Bei mir lief also etwas schief und deswegen fühlte ich mich zu Beginn auch wahnsinnig schlecht. Aber Achtung, Spoiler: Bei jedem Menschen läuft irgendetwas schief. Wir haben alle unsere Unzulänglichkeiten und Problemchen. Die sind gar nicht weiter tragisch, denn der Ausspruch „nobody is perfect“ hat sehr wohl seine Daseinsberechtigung. Irren ist menschlich und nicht ganz knusper zu sein auch. Den eigenen Perfektionsdrang abzulegen und mich als Mensch zu sehen, mit Ecken und Kanten, war für mich wohl das größte „Aha-Erlebnis“ auf meiner Reise. Plötzlich war es völlig okay manchmal zu emotional zu sein oder abends lieber in Chipskrümeln auf der Couch zu liegen, als im Glitzerfummel auf der Tanzfläche zu stehen.

Victoria Violence O diaries

Mein Label „New Rose“: Von der Selbstablehnung zur Selbstliebe

Keine Frage: Ich musste mich oft am Riemen reißen, mir konsequent selbst die Leviten lesen. Aber grundsätzlich hat diese Erkenntnis das Leben um einiges erleichtert. Nach all den Tiefschlägen und dem negativen Selbstbild habe ich neuen Mut gefasst. Eine Depression führt nicht unbedingt zu massig Selbstvertrauen oder einem gesunden Selbstbewusstsein. Das musste ich mir wieder erkämpfen und dabei natürlich zahlreiche Niederlagen einstecken.

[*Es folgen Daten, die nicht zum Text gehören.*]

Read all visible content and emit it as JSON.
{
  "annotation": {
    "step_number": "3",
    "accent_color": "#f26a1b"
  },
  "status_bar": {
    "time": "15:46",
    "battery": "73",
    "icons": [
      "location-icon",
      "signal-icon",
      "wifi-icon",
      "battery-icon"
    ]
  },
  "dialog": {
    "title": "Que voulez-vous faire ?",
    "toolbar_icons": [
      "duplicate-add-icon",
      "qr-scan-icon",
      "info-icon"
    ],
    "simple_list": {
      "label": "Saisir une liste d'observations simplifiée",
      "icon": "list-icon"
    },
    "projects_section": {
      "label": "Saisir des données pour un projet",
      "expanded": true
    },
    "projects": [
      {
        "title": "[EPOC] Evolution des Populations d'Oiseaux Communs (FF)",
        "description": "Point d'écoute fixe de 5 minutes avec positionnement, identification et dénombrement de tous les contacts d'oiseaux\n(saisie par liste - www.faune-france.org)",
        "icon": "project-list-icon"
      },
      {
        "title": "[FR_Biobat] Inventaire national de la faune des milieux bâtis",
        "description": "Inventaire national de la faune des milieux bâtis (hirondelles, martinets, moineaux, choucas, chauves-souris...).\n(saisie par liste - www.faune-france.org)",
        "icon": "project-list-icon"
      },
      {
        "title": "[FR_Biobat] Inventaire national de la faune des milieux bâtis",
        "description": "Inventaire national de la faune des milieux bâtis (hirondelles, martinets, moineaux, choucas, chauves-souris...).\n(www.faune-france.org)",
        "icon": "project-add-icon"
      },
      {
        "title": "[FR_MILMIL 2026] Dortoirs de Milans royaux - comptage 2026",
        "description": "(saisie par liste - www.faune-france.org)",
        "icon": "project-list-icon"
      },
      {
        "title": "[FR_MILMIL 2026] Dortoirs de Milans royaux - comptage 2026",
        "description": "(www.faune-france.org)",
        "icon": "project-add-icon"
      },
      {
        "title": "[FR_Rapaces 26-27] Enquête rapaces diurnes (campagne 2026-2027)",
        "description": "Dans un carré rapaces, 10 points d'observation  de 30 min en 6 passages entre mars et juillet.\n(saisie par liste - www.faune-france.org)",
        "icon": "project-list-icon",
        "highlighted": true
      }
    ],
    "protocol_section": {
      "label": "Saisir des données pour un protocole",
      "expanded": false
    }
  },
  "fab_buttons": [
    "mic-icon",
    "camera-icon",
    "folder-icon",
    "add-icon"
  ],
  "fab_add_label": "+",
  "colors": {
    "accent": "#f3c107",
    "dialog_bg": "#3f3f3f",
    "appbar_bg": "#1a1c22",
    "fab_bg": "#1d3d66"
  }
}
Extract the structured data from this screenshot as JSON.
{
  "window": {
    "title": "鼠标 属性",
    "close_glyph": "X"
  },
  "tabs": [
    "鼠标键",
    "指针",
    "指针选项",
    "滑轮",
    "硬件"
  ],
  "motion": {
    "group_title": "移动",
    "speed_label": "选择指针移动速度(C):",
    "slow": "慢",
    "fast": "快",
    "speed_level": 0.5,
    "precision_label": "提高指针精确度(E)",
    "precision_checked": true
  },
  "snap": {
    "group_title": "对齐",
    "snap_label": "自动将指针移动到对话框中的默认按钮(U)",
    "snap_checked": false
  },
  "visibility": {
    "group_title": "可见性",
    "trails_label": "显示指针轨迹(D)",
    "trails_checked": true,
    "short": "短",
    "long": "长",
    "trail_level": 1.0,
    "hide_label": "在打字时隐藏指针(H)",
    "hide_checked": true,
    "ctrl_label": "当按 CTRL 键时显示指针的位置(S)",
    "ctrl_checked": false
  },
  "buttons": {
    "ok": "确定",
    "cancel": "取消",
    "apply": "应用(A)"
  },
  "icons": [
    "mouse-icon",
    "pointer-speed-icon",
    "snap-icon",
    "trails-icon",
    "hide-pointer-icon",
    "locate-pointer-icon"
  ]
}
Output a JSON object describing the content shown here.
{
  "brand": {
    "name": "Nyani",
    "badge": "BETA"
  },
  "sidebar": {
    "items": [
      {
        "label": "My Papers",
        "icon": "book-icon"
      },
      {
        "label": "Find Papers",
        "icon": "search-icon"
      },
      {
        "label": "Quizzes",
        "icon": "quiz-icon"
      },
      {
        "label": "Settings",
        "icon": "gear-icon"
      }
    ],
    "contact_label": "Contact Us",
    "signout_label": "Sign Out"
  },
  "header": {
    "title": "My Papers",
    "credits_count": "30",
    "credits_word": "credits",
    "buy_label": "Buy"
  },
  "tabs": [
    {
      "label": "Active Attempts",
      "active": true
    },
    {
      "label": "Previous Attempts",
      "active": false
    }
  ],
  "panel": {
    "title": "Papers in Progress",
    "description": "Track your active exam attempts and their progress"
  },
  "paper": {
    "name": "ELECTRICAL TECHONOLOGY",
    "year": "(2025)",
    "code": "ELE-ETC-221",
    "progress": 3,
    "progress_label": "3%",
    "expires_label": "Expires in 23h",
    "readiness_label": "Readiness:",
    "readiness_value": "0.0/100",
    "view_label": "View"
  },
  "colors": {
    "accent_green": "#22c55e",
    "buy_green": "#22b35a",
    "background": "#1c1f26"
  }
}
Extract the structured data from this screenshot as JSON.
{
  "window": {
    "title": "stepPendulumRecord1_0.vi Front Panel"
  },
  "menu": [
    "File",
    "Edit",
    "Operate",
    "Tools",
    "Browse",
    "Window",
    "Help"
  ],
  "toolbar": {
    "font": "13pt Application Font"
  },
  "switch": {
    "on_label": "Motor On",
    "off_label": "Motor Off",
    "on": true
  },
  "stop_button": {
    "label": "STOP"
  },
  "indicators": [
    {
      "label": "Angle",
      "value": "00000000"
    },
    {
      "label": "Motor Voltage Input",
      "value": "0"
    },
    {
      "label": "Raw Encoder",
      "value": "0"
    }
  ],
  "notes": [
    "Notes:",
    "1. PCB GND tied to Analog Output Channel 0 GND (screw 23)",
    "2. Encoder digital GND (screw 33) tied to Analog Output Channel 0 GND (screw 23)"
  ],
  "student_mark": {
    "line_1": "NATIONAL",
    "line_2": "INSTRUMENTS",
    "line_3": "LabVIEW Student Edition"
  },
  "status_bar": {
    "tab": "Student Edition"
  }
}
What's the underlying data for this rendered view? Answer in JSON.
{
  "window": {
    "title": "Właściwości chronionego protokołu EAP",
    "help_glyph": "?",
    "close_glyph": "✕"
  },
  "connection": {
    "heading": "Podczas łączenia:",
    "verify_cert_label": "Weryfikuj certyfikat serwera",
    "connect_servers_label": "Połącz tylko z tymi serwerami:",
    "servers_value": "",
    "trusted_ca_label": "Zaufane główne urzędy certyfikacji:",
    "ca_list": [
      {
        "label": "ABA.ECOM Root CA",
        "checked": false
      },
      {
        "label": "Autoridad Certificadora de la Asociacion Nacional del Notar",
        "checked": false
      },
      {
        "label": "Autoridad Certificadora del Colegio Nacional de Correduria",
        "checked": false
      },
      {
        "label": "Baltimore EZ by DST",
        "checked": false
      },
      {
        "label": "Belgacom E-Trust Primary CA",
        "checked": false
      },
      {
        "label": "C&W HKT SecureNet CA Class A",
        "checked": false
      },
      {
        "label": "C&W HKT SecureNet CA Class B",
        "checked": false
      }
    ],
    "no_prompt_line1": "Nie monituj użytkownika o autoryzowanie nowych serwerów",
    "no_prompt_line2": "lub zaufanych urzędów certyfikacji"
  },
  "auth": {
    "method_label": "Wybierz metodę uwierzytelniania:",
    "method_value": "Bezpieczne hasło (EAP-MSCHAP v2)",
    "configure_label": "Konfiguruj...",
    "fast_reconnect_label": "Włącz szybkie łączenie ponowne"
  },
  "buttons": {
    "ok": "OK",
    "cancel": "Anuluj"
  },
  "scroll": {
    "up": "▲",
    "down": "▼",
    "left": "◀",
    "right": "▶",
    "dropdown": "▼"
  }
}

Doch ich konnte auch Erfolge feiern. In diesem Jahr schrieb ich mein erstes Buch. „Meine Freundin, die Depression“ erscheint Mitte September 2018 und mit dem Schreiben des Buches habe ich mir einen Lebenstraum erfüllt. Schon als Kind saß ich an Opas Schreibmaschine, habe fleißig Geschichten in die Tasten gehauen und während meines Germanistik-Studiums wurde der Drang immer größer, auch selbst mal ein literarisches Werk zu veröffentlichen. Was hält uns von unseren Träumen ab? Genau diese Frage habe ich mir gestellt und kam zu der Einsicht, dass ich mir viel zu oft selbst im Wege stehe. Mich begleitete stets das „Wenn-Dann-Denken“ und ich bremste mich so oft selbst aus.

Lange spukte mir der Gedanke im Kopf, selbst Kleidung zu machen, die so hergestellt wird, dass ich morgens noch in den Spiegel schauen kann.

Ich habe mich also endlich hingesetzt und angefangen zu schreiben. Leicht war das nicht immer, aber dieses erhabene Gefühl ein Buch geschrieben zu haben, das kann mir heute niemand mehr nehmen. Während des Schreib-Prozesses erfüllte ich mir noch einen anderen Traum: Ich gründete mein eigenes Klamotten-Label. Mit „The New Rose“ konnte ich mich endlich selbst verwirklichen und für mich wichtige Themen in einem Projekt verbinden. Ethical Fashion liegt mir persönlich sehr am Herzen und es mag mir nicht in den Kopf, wie Firmen sich feministische Slogans auf die Fahne schreiben, während Frauen zu schrecklichen Bedingungen die jeweiligen Textilien anfertigen müssen. Lange spukte mir der Gedanke im Kopf, selbst Kleidung zu machen, die so hergestellt wird, dass ich morgens noch in den Spiegel schauen kann. Natürlich geht nicht immer alles direkt und deswegen entwerfe ich zusammen mit einer Grafikerin aktuell vor allem Prints für Shirts und Beutel. Aber die eigene große Kollektion steht definitiv auch noch auf der Agenda.

Think big – dream big.

Ich habe mir selbst eine Zeit lang nichts mehr zugetraut, mich klein geredet und gedacht, ich bin zu nichts in der Lage. Letztlich durfte ich feststellen, dass Gedanken nicht zwingen der Realität entsprechen. Heute kann ich sagen: Ich wechselte vom Standstreifen mit angezogener Handbremse, mit Vollgas auf die Überholspur. Wir alle haben Träume und wir alle haben verdient diesen Träumen nachzugehen. Ein erfülltes Leben zu leben und Liebe zu empfangen. Von anderen, aber vor allem von uns selbst.